USA — On October 27, Thursday, Elon Musk became the owner of Twitter Inc. Musk then fired key Twitter executives as one of his first moves as the official owner of the popular social media platform.
According to multiple sources, the ownership deal has closed, which gave Musk the mandate to clean the house among the executive ranks.
Musk fired CEO Parag Agrawal, CFO Ned Segal, general counsel Sean Edgett, and head of legal policy, trust, and safety Vijaya Gadde.
The billionaire previously criticized Gadde and tangled with Agrawal on Twitter.
The former Twitter CEO took after founder Jack Dorsey late last year. Since Agrawal took over for Dorsey, Twitter has had various shuffling of executive staff.

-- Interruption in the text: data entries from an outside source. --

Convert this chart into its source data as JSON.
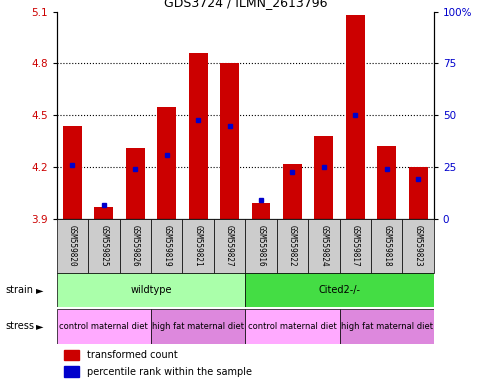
{
  "title": "GDS3724 / ILMN_2613796",
  "samples": [
    "GSM559820",
    "GSM559825",
    "GSM559826",
    "GSM559819",
    "GSM559821",
    "GSM559827",
    "GSM559816",
    "GSM559822",
    "GSM559824",
    "GSM559817",
    "GSM559818",
    "GSM559823"
  ],
  "red_values": [
    4.44,
    3.97,
    4.31,
    4.55,
    4.86,
    4.8,
    3.99,
    4.22,
    4.38,
    5.08,
    4.32,
    4.2
  ],
  "blue_values": [
    4.21,
    3.98,
    4.19,
    4.27,
    4.47,
    4.44,
    4.01,
    4.17,
    4.2,
    4.5,
    4.19,
    4.13
  ],
  "ylim_left": [
    3.9,
    5.1
  ],
  "ylim_right": [
    0,
    100
  ],
  "yticks_left": [
    3.9,
    4.2,
    4.5,
    4.8,
    5.1
  ],
  "yticks_right": [
    0,
    25,
    50,
    75,
    100
  ],
  "bar_color": "#cc0000",
  "blue_color": "#0000cc",
  "left_axis_color": "#cc0000",
  "right_axis_color": "#0000cc",
  "strain_groups": [
    {
      "label": "wildtype",
      "start": 0,
      "end": 6,
      "color": "#aaffaa"
    },
    {
      "label": "Cited2-/-",
      "start": 6,
      "end": 12,
      "color": "#44dd44"
    }
  ],
  "stress_groups": [
    {
      "label": "control maternal diet",
      "start": 0,
      "end": 3,
      "color": "#ffaaff"
    },
    {
      "label": "high fat maternal diet",
      "start": 3,
      "end": 6,
      "color": "#dd88dd"
    },
    {
      "label": "control maternal diet",
      "start": 6,
      "end": 9,
      "color": "#ffaaff"
    },
    {
      "label": "high fat maternal diet",
      "start": 9,
      "end": 12,
      "color": "#dd88dd"
    }
  ],
  "legend_items": [
    {
      "label": "transformed count",
      "color": "#cc0000"
    },
    {
      "label": "percentile rank within the sample",
      "color": "#0000cc"
    }
  ],
  "base_value": 3.9,
  "bar_width": 0.6,
  "bg_color": "#ffffff"
}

Twitter’s history with staff changes
Agrawal first started at Twitter in 2011. Before serving as CEO, he was the CTO. Within a few weeks of serving as CEO, two executives stepped down as part of Agrawal’s restructuring: (1) Twitter’s Chief Design Officer Dantley Davis and (2) Head of Engineering Michael Montano.
Shortly afterwards, they lost two more leaders: (1) Chief information security officer Rinki Sethi and (2) head of Security Peiter Zatko (Mudge).
In May, Twitter’s GM of Consumer, Keyvon Beykpour, announced he was leaving the company after seven years of service after Agrawal asked him to step down. Twitter’s revenue product lead Bruce Falck also left the company following Beykpour.
Previously, rumors said that Musk wanted to cut 75% of Twitter staff, which left many employees worried, but he backtracked on that statement.
Meanwhile, he tweeted, “the bird is freed,” referencing Twitter’s bird logo in an apparent nod to his desire to see the company have fewer limits on content posted. However, he also said he doesn’t want the platform to become a platform for hate and division.
His other goals include making the algorithms that determine content presentation publicly available to users and wanting to defeat spam bots on the platform. However, Musk has not offered details on how he will achieve all these goals, nor who will run the company.